Dentro de los apartes más relevantes del escrito también se indica:
“las conductas investigadas consistieron en comprar congresistas a través de la entrega de contratos cuyos recursos provenían del erario, a cambio del apoyo de los parlamentarios”.
En esa misma línea, el ente acusador sostiene que los exministros
“lideraron, promovieron, dirigieron y encabezaron la organización criminal”,
y que en ese entramado
“plantearon las líneas base del modus operandi […] consistieron en comprar congresistas”.
Alcance del presunto esquema
De acuerdo con la investigación, el mecanismo habría incluido:
“el direccionamiento de 79 proyectos, de los cuales 74 corresponderían a Invías y cinco a la UNGRD”.
La Fiscalía sostiene que estos contratos y convenios habrían sido utilizados como moneda de cambio político para asegurar respaldos legislativos a iniciativas del Gobierno nacional en el Congreso.
Situación judicial de Ricardo Bonilla
En paralelo al avance del proceso, se produjo una decisión relevante:
“el Tribunal Superior de Bogotá ordenó el 7 de abril de 2026 la libertad de Ricardo Bonilla por vencimiento de términos”.
La determinación fue adoptada al considerar que:
“al momento de instalarse la audiencia la Fiscalía aún no había presentado formalmente el escrito de acusación dentro del plazo legal”.
Durante la diligencia, se precisó que:
“la decisión no implica una absolución ni pone fin al proceso penal: Bonilla sigue vinculado a la investigación y al juicio que deberá adelantar la Corte Suprema”.
Antecedentes del proceso
Bonilla y Velasco habían sido enviados a detención preventiva en diciembre de 2025, en el marco de las investigaciones por su presunta participación en el caso UNGRD. En ese momento, la Fiscalía argumentó riesgos para el proceso, pese a que ya no ocupaban cargos públicos, debido a la posible influencia de redes políticas y administrativas.

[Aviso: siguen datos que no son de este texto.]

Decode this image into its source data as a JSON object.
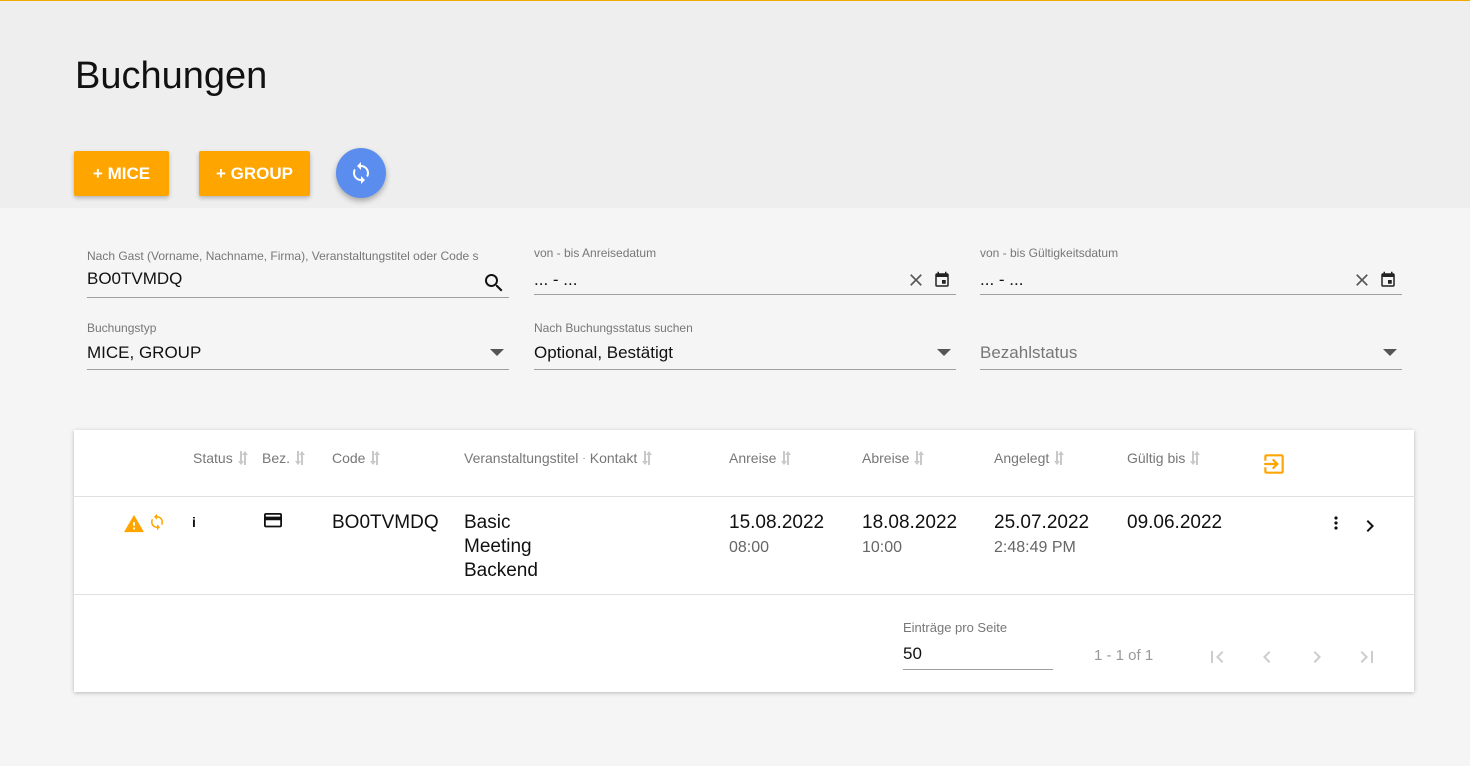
{
  "page": {
    "title": "Buchungen"
  },
  "actions": {
    "mice_label": "+ MICE",
    "group_label": "+ GROUP",
    "refresh_icon": "sync-icon"
  },
  "filters": {
    "guest_search": {
      "label": "Nach Gast (Vorname, Nachname, Firma), Veranstaltungstitel oder Code s",
      "value": "BO0TVMDQ"
    },
    "arrival_range": {
      "label": "von - bis Anreisedatum",
      "value": "... - ..."
    },
    "validity_range": {
      "label": "von - bis Gültigkeitsdatum",
      "value": "... - ..."
    },
    "booking_type": {
      "label": "Buchungstyp",
      "value": "MICE, GROUP"
    },
    "booking_status": {
      "label": "Nach Buchungsstatus suchen",
      "value": "Optional, Bestätigt"
    },
    "payment_status": {
      "placeholder": "Bezahlstatus"
    }
  },
  "table": {
    "headers": {
      "status": "Status",
      "bez": "Bez.",
      "code": "Code",
      "title": "Veranstaltungstitel",
      "contact": "Kontakt",
      "arrival": "Anreise",
      "departure": "Abreise",
      "created": "Angelegt",
      "valid_until": "Gültig bis"
    },
    "rows": [
      {
        "status_info": "i",
        "code": "BO0TVMDQ",
        "title_lines": [
          "Basic",
          "Meeting",
          "Backend"
        ],
        "arrival_date": "15.08.2022",
        "arrival_time": "08:00",
        "departure_date": "18.08.2022",
        "departure_time": "10:00",
        "created_date": "25.07.2022",
        "created_time": "2:48:49 PM",
        "valid_until": "09.06.2022"
      }
    ]
  },
  "pagination": {
    "label": "Einträge pro Seite",
    "page_size": "50",
    "range": "1 - 1 of 1"
  },
  "colors": {
    "accent": "#ffa500",
    "fab": "#5b8def",
    "topline": "#f2a900"
  }
}
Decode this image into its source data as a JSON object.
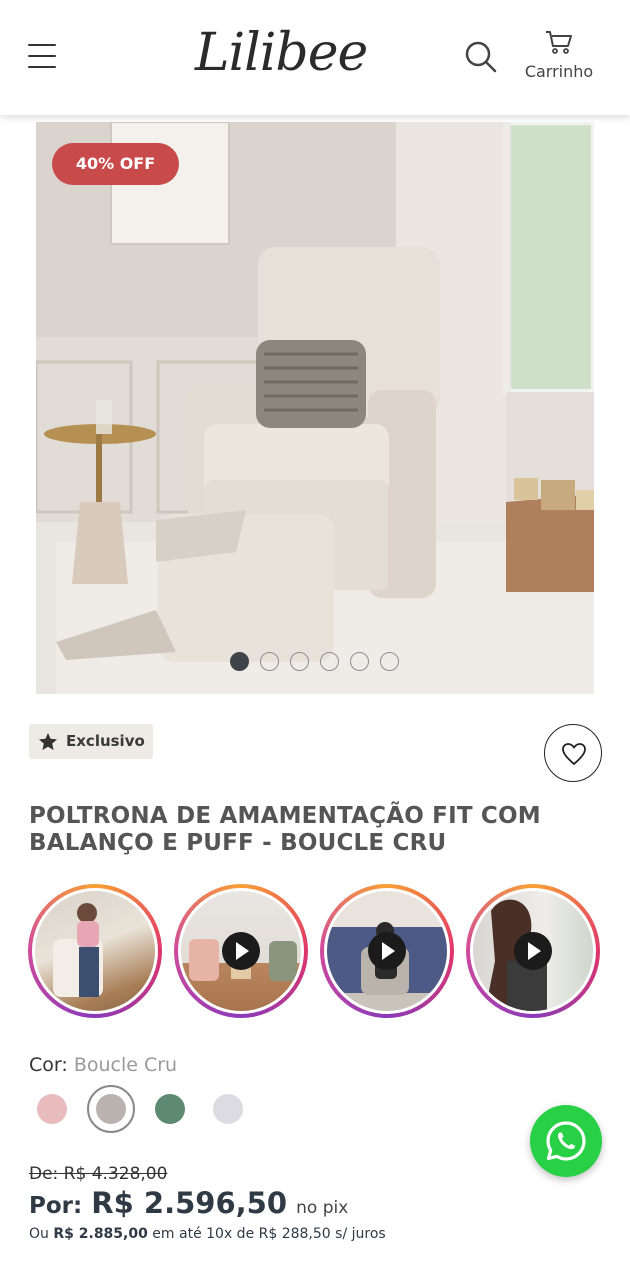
{
  "header": {
    "logo_text": "Lilibee",
    "cart_label": "Carrinho"
  },
  "product": {
    "discount_badge": "40% OFF",
    "image_count": 6,
    "active_image": 1,
    "badge_label": "Exclusivo",
    "title": "POLTRONA DE AMAMENTAÇÃO FIT COM BALANÇO E PUFF - BOUCLE CRU"
  },
  "stories": [
    {
      "has_play": false
    },
    {
      "has_play": true
    },
    {
      "has_play": true
    },
    {
      "has_play": true
    }
  ],
  "color": {
    "label": "Cor:",
    "selected": "Boucle Cru",
    "swatches": [
      "#e8bcbc",
      "#b9b2ae",
      "#5e8a71",
      "#dcdbe2"
    ]
  },
  "price": {
    "old": "De: R$ 4.328,00",
    "por_label": "Por:",
    "current": "R$ 2.596,50",
    "pix_label": "no pix",
    "installment_prefix": "Ou",
    "installment_total": "R$ 2.885,00",
    "installment_suffix": "em até 10x de R$ 288,50 s/ juros"
  },
  "colors": {
    "discount": "#c94a4a",
    "whatsapp": "#27d045",
    "price_text": "#2f3a44"
  }
}
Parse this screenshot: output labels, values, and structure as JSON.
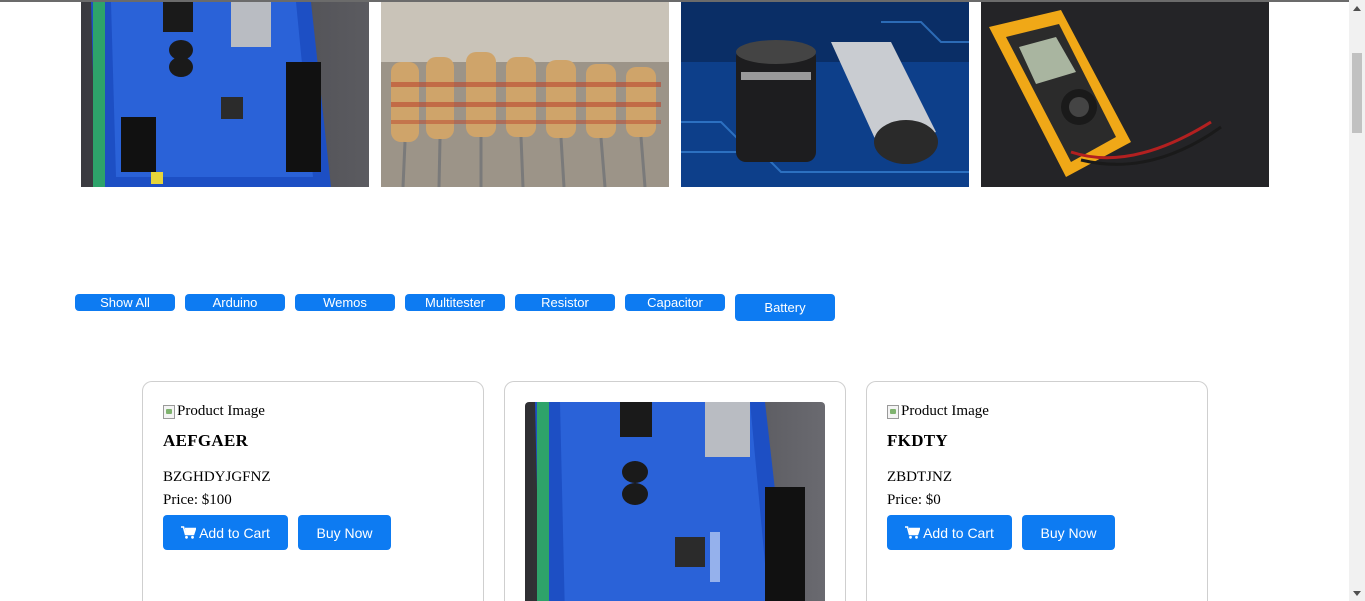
{
  "banner": {
    "images": [
      {
        "icon": "arduino-board-photo"
      },
      {
        "icon": "resistors-photo"
      },
      {
        "icon": "capacitors-photo"
      },
      {
        "icon": "multimeter-photo"
      }
    ]
  },
  "filters": {
    "buttons": [
      "Show All",
      "Arduino",
      "Wemos",
      "Multitester",
      "Resistor",
      "Capacitor",
      "Battery"
    ]
  },
  "products": [
    {
      "image_alt": "Product Image",
      "name": "AEFGAER",
      "description": "BZGHDYJGFNZ",
      "price": "Price: $100",
      "add_to_cart": "Add to Cart",
      "buy_now": "Buy Now"
    },
    {
      "image": "arduino-board-photo"
    },
    {
      "image_alt": "Product Image",
      "name": "FKDTY",
      "description": "ZBDTJNZ",
      "price": "Price: $0",
      "add_to_cart": "Add to Cart",
      "buy_now": "Buy Now"
    }
  ],
  "colors": {
    "accent": "#0d7bf2",
    "card_border": "#cfcfcf"
  }
}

Ambos exministros han negado las acusaciones y sus defensas han insistido en que será en el juicio donde se deberá demostrar la validez de las pruebas y la responsabilidad individual.
Próximos pasos
Con la lectura del escrito de acusación, el proceso entra en una fase determinante. En adelante, la Corte Suprema deberá definir el calendario del juicio, la admisión de pruebas y el desarrollo de las audiencias que permitirán establecer si existió o no responsabilidad penal.
Mientras tanto, los exfuncionarios continúan amparados por la presunción de inocencia, en un caso que sigue generando atención nacional por sus implicaciones políticas e institucionales.